Erdoğan son yaptığı açıklamalarda “AB üyelik hedefimizden hiç vazgeçmedik, istikametimiz Avrupa” dedi. Türkiye’de sağcısından solcusuna, siyasal İslamcısından laik ve Atatürkçü çevrelere kadar “Avrupa istikameti” çok farklı nedenlere dayanır:
1)- Gerçekten katılımcı demokrasiye ve sosyal devlet hedefine bağlı olanlar “Avrupa’nın ulaştığı nesnel çağdaş değerleri benimsedikleri için” Avrupa’ya sıcak bakarlar: laiklikten kadın-erkek eşitliğine, sendikal haklardan hukukun üstünlüğüne kadar uzanan bir “nesnel değerler sistemidir” Avrupalılık onlar için.

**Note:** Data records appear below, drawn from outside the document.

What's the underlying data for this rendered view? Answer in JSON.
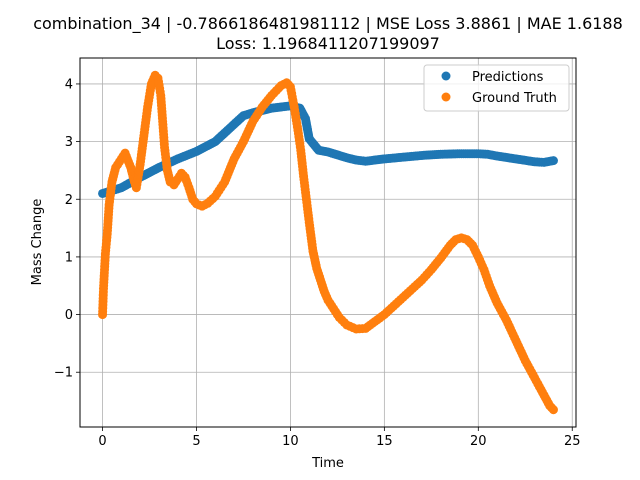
{
  "chart_data": {
    "type": "scatter",
    "title_line1": "combination_34 | -0.7866186481981112 | MSE Loss 3.8861 | MAE 1.6188",
    "title_line2": "Loss: 1.1968411207199097",
    "xlabel": "Time",
    "ylabel": "Mass Change",
    "xlim": [
      -1.2,
      25.2
    ],
    "ylim": [
      -1.95,
      4.45
    ],
    "xticks": [
      0,
      5,
      10,
      15,
      20,
      25
    ],
    "yticks": [
      -1,
      0,
      1,
      2,
      3,
      4
    ],
    "grid": true,
    "legend_position": "top-right",
    "series": [
      {
        "name": "Predictions",
        "color": "#1f77b4",
        "knots": [
          [
            0,
            2.1
          ],
          [
            1,
            2.2
          ],
          [
            2,
            2.38
          ],
          [
            3,
            2.55
          ],
          [
            4,
            2.7
          ],
          [
            5,
            2.83
          ],
          [
            6,
            3.0
          ],
          [
            7,
            3.3
          ],
          [
            7.5,
            3.45
          ],
          [
            8,
            3.5
          ],
          [
            9,
            3.58
          ],
          [
            10,
            3.62
          ],
          [
            10.5,
            3.58
          ],
          [
            10.8,
            3.4
          ],
          [
            11,
            3.05
          ],
          [
            11.5,
            2.85
          ],
          [
            12,
            2.82
          ],
          [
            13,
            2.72
          ],
          [
            13.5,
            2.68
          ],
          [
            14,
            2.66
          ],
          [
            15,
            2.7
          ],
          [
            16,
            2.73
          ],
          [
            17,
            2.76
          ],
          [
            18,
            2.78
          ],
          [
            19,
            2.79
          ],
          [
            20,
            2.79
          ],
          [
            20.5,
            2.78
          ],
          [
            21,
            2.75
          ],
          [
            22,
            2.7
          ],
          [
            23,
            2.65
          ],
          [
            23.5,
            2.64
          ],
          [
            24,
            2.67
          ]
        ]
      },
      {
        "name": "Ground Truth",
        "color": "#ff7f0e",
        "knots": [
          [
            0,
            0.0
          ],
          [
            0.05,
            0.45
          ],
          [
            0.15,
            1.05
          ],
          [
            0.25,
            1.4
          ],
          [
            0.35,
            1.9
          ],
          [
            0.5,
            2.3
          ],
          [
            0.7,
            2.55
          ],
          [
            1.0,
            2.7
          ],
          [
            1.2,
            2.8
          ],
          [
            1.5,
            2.55
          ],
          [
            1.7,
            2.3
          ],
          [
            1.8,
            2.2
          ],
          [
            2.0,
            2.6
          ],
          [
            2.2,
            3.1
          ],
          [
            2.4,
            3.6
          ],
          [
            2.6,
            4.0
          ],
          [
            2.8,
            4.15
          ],
          [
            2.95,
            4.1
          ],
          [
            3.1,
            3.8
          ],
          [
            3.2,
            3.35
          ],
          [
            3.3,
            2.9
          ],
          [
            3.45,
            2.5
          ],
          [
            3.6,
            2.3
          ],
          [
            3.8,
            2.25
          ],
          [
            4.0,
            2.35
          ],
          [
            4.2,
            2.45
          ],
          [
            4.4,
            2.38
          ],
          [
            4.6,
            2.2
          ],
          [
            4.8,
            2.0
          ],
          [
            5.0,
            1.92
          ],
          [
            5.3,
            1.88
          ],
          [
            5.6,
            1.93
          ],
          [
            6.0,
            2.05
          ],
          [
            6.5,
            2.3
          ],
          [
            7.0,
            2.7
          ],
          [
            7.5,
            3.0
          ],
          [
            8.0,
            3.35
          ],
          [
            8.5,
            3.6
          ],
          [
            9.0,
            3.8
          ],
          [
            9.5,
            3.97
          ],
          [
            9.8,
            4.02
          ],
          [
            10.0,
            3.95
          ],
          [
            10.2,
            3.6
          ],
          [
            10.4,
            3.2
          ],
          [
            10.55,
            2.85
          ],
          [
            10.7,
            2.4
          ],
          [
            10.85,
            2.0
          ],
          [
            11.0,
            1.6
          ],
          [
            11.2,
            1.1
          ],
          [
            11.4,
            0.8
          ],
          [
            11.6,
            0.6
          ],
          [
            11.8,
            0.4
          ],
          [
            12.0,
            0.25
          ],
          [
            12.3,
            0.1
          ],
          [
            12.6,
            -0.05
          ],
          [
            13.0,
            -0.18
          ],
          [
            13.5,
            -0.25
          ],
          [
            14.0,
            -0.24
          ],
          [
            14.5,
            -0.12
          ],
          [
            15.0,
            0.0
          ],
          [
            15.5,
            0.15
          ],
          [
            16.0,
            0.3
          ],
          [
            16.5,
            0.45
          ],
          [
            17.0,
            0.6
          ],
          [
            17.5,
            0.78
          ],
          [
            18.0,
            0.98
          ],
          [
            18.5,
            1.2
          ],
          [
            18.8,
            1.3
          ],
          [
            19.1,
            1.33
          ],
          [
            19.4,
            1.3
          ],
          [
            19.7,
            1.2
          ],
          [
            20.0,
            1.0
          ],
          [
            20.3,
            0.78
          ],
          [
            20.6,
            0.5
          ],
          [
            21.0,
            0.2
          ],
          [
            21.5,
            -0.1
          ],
          [
            22.0,
            -0.45
          ],
          [
            22.5,
            -0.8
          ],
          [
            23.0,
            -1.1
          ],
          [
            23.5,
            -1.4
          ],
          [
            23.8,
            -1.58
          ],
          [
            24.0,
            -1.65
          ]
        ]
      }
    ]
  }
}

2)- “Batılı” değil de “Batıcı” kafada olanlar ise alt gruplara ayrılırlar: a)- Kapitalizmi sıkıca benimsedikleri için böyledirler b)- Türkiye’nin “Batı himayesinde!” kalmasını düşündükleri için “Avrupacı” ve “Batıcıdırlar”. c)- Bu coğrafyadaki siyasal İslamcılar ise Avrupa ve Batı’ya zaten mecburdurlar. İktisadi, mali ve siyasi olarak ayrılmaz iktidar bağımlılıkları vardır.